En clair, pour un débutant : l’urgence n’est pas de s’équiper d’aides artificielles, mais de construire des aides naturelles justes et indépendantes — une assiette stable, une jambe qui ne bouge pas toute seule, des mains liantes. La cravache comme le stick peuvent donc attendre : introduits trop tôt, ils masquent un défaut de position plus qu’ils ne le corrigent. Le jour venu, et sous l’œil d’un enseignant, on choisira un embout en cuir plutôt qu’en plastique, on adaptera la longueur du stick à la taille du cheval, et on le rangera tête en bas pour ne pas casser le fouet à son extrémité.

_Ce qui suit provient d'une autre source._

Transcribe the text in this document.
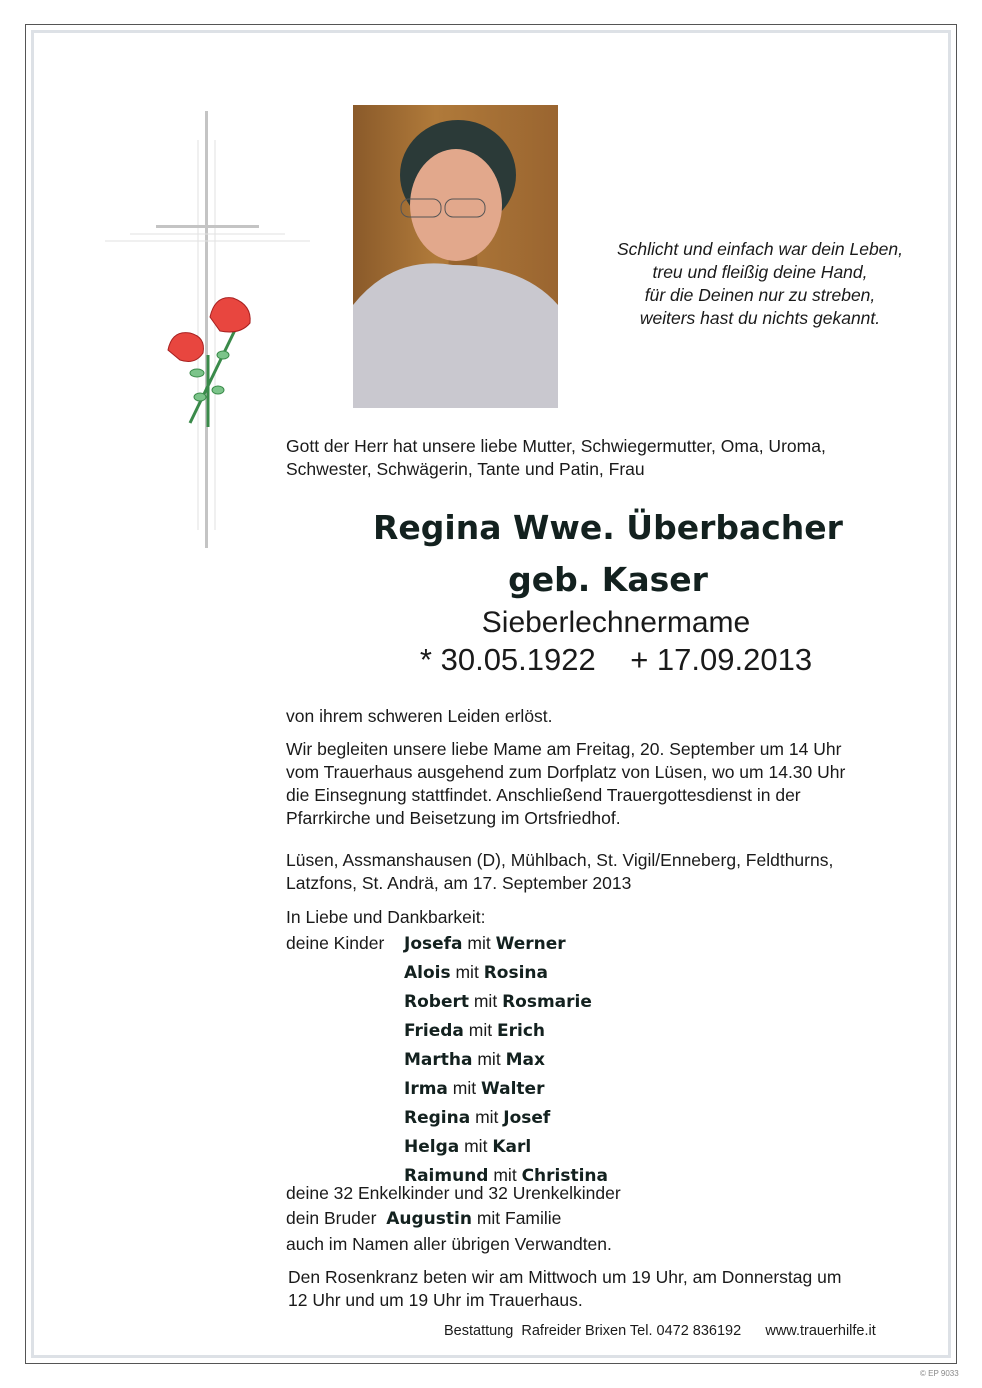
Schlicht und einfach war dein Leben,
treu und fleißig deine Hand,
für die Deinen nur zu streben,
weiters hast du nichts gekannt.
Gott der Herr hat unsere liebe Mutter, Schwiegermutter, Oma, Uroma,
Schwester, Schwägerin, Tante und Patin, Frau
Regina Wwe. Überbacher
geb. Kaser
Sieberlechnermame
* 30.05.1922 + 17.09.2013
von ihrem schweren Leiden erlöst.
Wir begleiten unsere liebe Mame am Freitag, 20. September um 14 Uhr
vom Trauerhaus ausgehend zum Dorfplatz von Lüsen, wo um 14.30 Uhr
die Einsegnung stattfindet. Anschließend Trauergottesdienst in der
Pfarrkirche und Beisetzung im Ortsfriedhof.
Lüsen, Assmanshausen (D), Mühlbach, St. Vigil/Enneberg, Feldthurns,
Latzfons, St. Andrä, am 17. September 2013
In Liebe und Dankbarkeit:
deine Kinder Josefa mit Werner
Alois mit Rosina
Robert mit Rosmarie
Frieda mit Erich
Martha mit Max
Irma mit Walter
Regina mit Josef
Helga mit Karl
Raimund mit Christina
deine 32 Enkelkinder und 32 Urenkelkinder
dein Bruder Augustin mit Familie
auch im Namen aller übrigen Verwandten.
Den Rosenkranz beten wir am Mittwoch um 19 Uhr, am Donnerstag um
12 Uhr und um 19 Uhr im Trauerhaus.
Bestattung  Rafreider Brixen Tel. 0472 836192 www.trauerhilfe.it
© EP 9033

Quant aux éperons, ils attendront plus longtemps encore : ils ne se justifient qu’une fois la position affermie et les aides parfaitement coordonnées. Se précipiter sur ces outils, c’est risquer d’envoyer au cheval des signaux parasites — l’inverse du dialogue que l’on cherche à construire.

S’équiper, oui — mais surtout se former

Voilà peut-être le plus grand changement. Trop souvent, l’équipement se pense comme une simple liste de matériel. Il gagne à se concevoir comme le prolongement d’une posture : celle d’un cavalier qui se protège intelligemment et qui considère le cheval comme un partenaire, pas comme un support.

Alors, avant même de dévaliser la sellerie, offrez-vous l’essentiel : un casque homologué à votre taille, une bonne paire de bottes ou de bottines avec chaps, des gants ajustés, et — dès que vous montez à l’obstacle ou en extérieur — un gilet de protection. Le reste viendra avec votre progression, guidé par un enseignant qui saura vous dire quand un outil devient pertinent.

Le meilleur équipement du cavalier débutant, en réalité, c’est encore la connaissance du cheval. Tout le reste en découle.

Pensez à vérifier les règlements en vigueur de votre discipline sur le site de la FFE, les normes évoluant régulièrement.